Filosofo russo, figlio del precedente, nato a Mosca il 16 gennaio 1853, morto a Uzkoe, presso Mosca, il 30 luglio 1900. S. univa facoltà dialettiche e speculative veramente si ngolari a un'eccezionale preparazione linguistica, storica e filosofica acquisita parte in casa, parte all'università di Mosca, dove egli studiò lettere e scienze e si laureò nel 1873. Nel 1874 S. discusse con un memorabile successo la sua prima dissertazione Krizis Zapadnoj filosofii. Protiv pozitivistov (Crisi della filosofia occidentale. Contro i positivisti) e iniziò il suo corso all'università di Mosca. Nel 1880, tornato dall'estero, S. discusse la sua seconda dissertazione, la famosa Kritika otvlečennych naial (Critica dei principî astratti) e riprese il suo corso questa volta all'università di Pietroburgo. Ma dopo pochi mesi il corso venne interrotto dalle autorità in seguito al suo appello alla clemenza verso i regicidi del marzo 1881 e S. si rivolse all'attività letteraria, intesa come un apostolato religioso e sociale, che rimase putroppo spesso incompreso e talvolta anche duramente ostacolato, sino a costringere S. a pubblicare alcune opere (specialmente sopra la questione dell'unione delle chiese) all'estero.

Le posizioni principali della filosofia moderna appaiono alla critica di S. insufficienti non già perché non contengano nulla di vero, ma perché pretendono di porre come universali. le loro verità parziali e di conferire ai loro principî astratti un significato assoluto.

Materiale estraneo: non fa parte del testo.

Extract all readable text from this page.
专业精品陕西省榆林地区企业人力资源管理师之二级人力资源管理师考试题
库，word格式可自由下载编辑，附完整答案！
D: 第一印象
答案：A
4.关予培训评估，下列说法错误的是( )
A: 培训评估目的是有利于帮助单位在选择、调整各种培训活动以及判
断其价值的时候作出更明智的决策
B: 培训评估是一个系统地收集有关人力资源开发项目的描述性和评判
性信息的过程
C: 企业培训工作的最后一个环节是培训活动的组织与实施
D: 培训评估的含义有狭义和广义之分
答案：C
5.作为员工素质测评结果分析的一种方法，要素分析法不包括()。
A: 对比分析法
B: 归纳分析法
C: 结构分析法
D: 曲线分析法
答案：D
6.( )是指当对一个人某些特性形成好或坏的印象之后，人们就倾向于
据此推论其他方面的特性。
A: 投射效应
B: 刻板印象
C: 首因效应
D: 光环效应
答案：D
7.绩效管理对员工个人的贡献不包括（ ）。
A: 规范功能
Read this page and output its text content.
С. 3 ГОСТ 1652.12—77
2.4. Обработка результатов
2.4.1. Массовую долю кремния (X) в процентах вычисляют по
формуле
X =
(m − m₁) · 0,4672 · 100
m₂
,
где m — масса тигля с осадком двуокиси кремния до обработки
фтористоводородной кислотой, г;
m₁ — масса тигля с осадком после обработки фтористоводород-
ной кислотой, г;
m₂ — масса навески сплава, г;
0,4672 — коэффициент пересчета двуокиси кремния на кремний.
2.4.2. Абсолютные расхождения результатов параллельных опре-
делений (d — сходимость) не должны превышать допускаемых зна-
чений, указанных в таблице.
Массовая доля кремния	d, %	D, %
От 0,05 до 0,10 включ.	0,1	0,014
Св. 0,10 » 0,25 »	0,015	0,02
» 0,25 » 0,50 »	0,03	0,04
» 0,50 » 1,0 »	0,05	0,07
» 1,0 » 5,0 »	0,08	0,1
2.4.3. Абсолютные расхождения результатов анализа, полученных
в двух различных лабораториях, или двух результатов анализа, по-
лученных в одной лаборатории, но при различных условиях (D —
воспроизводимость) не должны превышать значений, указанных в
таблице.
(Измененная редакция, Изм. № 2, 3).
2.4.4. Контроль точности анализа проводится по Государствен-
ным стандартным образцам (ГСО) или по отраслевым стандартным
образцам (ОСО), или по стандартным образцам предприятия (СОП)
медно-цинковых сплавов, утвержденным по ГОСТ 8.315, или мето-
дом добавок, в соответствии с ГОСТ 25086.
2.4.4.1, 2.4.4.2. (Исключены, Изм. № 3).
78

Il superamento di queste posizioni "astratte" conduce S. a un'originale concezione metafisica, in cui l'unità originaria e creatrice (Dio) non si oppone mai assolutamente alla molteplicità creata (alla natura), ma la riconduce, senza però fondersi con essa, a una unità organica e costituisce insieme con essa una grande sintesi, ossia una reale unità di tutto, una unità dell'unità e della molteplicità, una "unitotalità". Viene così avvalorato il principio metafisico della vita, il cui processo consisterà nell'attuazione sempre più piena di questa idea assoluta (contenuta già nel Logos Divino) nella realtà del mondo. La vera vita si delinea perciò: 1. come un processo della "conoscenza integrale", una sintesi organica del conoscere scientifico, filosofico e mistico: la teosofia (Filosofskie načala celnogo znanija, I principî filosofici della conoscenza integrale, 1877); 2. come un processo dell'organizzazione ideale, in cui ogni sfera della vita dovrebbe essere subordinata alla Chiesa, elevata sino alla vita perfetta della società perfetta della Chiesa universale: la vera e libera teocrazia (Istorija i buduščnost′ teokratii, Storia e avvenire della teocrazia, Zagabria 1887; Velikij spor i christianskaja Politika, La grande lotta e la politica cristiana, 1883; La Russie et l'Église universelle, Parigi 1889; ultima ediz., 1922); 3. come un processo dell'attività veramente creativa, la quale, realizzando concretamente la bellezza assoluta nella realtà del mondo, compirebbe con ciò una reale "trasfigurazione" della natura e della vita: la teurgia (Krasota v prirode, Il bello nella natura, 1889; e Obščij smysl iskusstva, Il senso integrale dell'arte, 1890).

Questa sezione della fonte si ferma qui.